Monthly Archives: January 2024

News for December 2023

Happy New Year! This post covers the final property testing results for 2023. We have just two three papers, one on group testing, a new bound on sample-based testers, and a distribution testing result over higher dimensions.

On Testing Group Properties by Oded Goldreich and Laliv Tauber (ECCC). Group testing is a classic problem going back to the early days of property testing. We are given access to a “multiplication table” \(f: [n]^2 \to [n]\). Each element in \([n]\) is (supposedly) an element of a group, and \(f(i,j)\) is the product of elements \(i\) and \(j\). Our aim is to determine, in the property testing sense, whether \(f\) is the multiplication table of a group. The earliest result, from the seminal Spot-checkers paper, gave an \(\widetilde{O}(n^{3/2}/\varepsilon)\) time tester (where \(\varepsilon\) is the proximity parameter). This paper significantly improves that classic bound with a one-sided \(\widetilde{O}(n/\varepsilon)\) tester. Moreover, this tester can be adapted for testing of \(f\) is Abelian. The result is obtained by a series of testers, starting from extremely simple (yet time inefficient) to more complex versions. The best known lower bound is just \(\Omega(\log n)\), and that leaves a tantalizing (and wide open) gap to be reduced.

A Structural Theorem for Local Algorithms with Applications to Coding, Testing, and Verification by Marcel Dall’Agnol, Tom Gur, and Oded Lachish (arXiv). One of the powers of property testers is their choice of query. This is unlike the typical setting in learning, where one only gets access to random samples (or evaluations). Sample-based testers were defined to bridge this gap; so it is a property tester that only has access to (evaluations of) uniform random domain points. A sample-based tester simply checks if the sample is consistent with the property.
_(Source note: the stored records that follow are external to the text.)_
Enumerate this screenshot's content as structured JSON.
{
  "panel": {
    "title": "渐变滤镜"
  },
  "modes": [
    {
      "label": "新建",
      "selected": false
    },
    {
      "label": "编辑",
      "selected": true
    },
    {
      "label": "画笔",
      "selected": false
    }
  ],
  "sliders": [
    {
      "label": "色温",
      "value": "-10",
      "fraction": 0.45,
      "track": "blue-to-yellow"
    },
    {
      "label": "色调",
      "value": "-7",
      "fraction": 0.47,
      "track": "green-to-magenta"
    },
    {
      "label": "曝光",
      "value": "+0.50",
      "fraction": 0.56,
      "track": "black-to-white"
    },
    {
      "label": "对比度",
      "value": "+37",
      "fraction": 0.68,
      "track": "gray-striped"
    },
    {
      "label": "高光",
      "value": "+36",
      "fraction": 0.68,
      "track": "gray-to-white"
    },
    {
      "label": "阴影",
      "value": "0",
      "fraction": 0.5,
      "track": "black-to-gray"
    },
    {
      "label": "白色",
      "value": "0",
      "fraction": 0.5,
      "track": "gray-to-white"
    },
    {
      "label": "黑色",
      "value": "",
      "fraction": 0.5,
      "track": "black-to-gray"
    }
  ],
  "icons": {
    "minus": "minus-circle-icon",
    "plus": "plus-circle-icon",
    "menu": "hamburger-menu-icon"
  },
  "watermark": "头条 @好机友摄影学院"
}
It is natural to ask if the existence of a (vanilla) property tester implies the existence of a sample based tester. For the simplest setting, consider a \(q\)-query non-adaptive tester for some property \(\mathcal{P}\). One can visualize this as a collection of query sets of size \(q\) in a universe of size \(n\) (the domain). Naively, one might hope that with a \(q\)-way collision argument, a random sample of size \(O(n^{1-1/q})\) would contain a query set, yielding a sample based tester. Previous work showed that, for any property with a \(q\)-query non-adaptive tester, there is a sample-based tester with complexity \(O(n^{1-1/(q^2\log q)})\). Remarkably, this work gives such a bound for even adaptive testers (the best previous bound was \(O(n^{1-1/\exp(q)})\)). The result is placed in a broader framework of robust local algorithms, which subsume \(q\) query property testers, locally decodable codes (LDC), and MA proofs of proximity.

Testing Closeness of Multivariate Distributions via Ramsey Theory by Ilias Diakonikolas, Daniel M. Kane, and Sihan Liu (arXiv). (Missed from last month. -Ed) This paper considers distribution testing where the universe is \(\mathbb{R}^d\). The notion of closeness is called \(\mathcal{A}_k\) distance: we cover the universe with \(k\) axis-parallel rectangles, and “reduce” the distribution to a discrete universe of size \(k\). We then take TV-distance over these reduced distributions. When \(d=1\), the complexity of testing closeness was known to be \(\Theta(k^{4/5}/poly(\epsilon))\). For \(d > 1\), this paper gives the first non-trivial closeness testing result. The (optimal in \(k\)) bound achieved is \(\Theta(k^{6/7}/poly(\epsilon))\). Interestingly, there is a jump in the exponent on \(k\) from \(d=1\) to \(d=2\), but no jump for larger \(d\).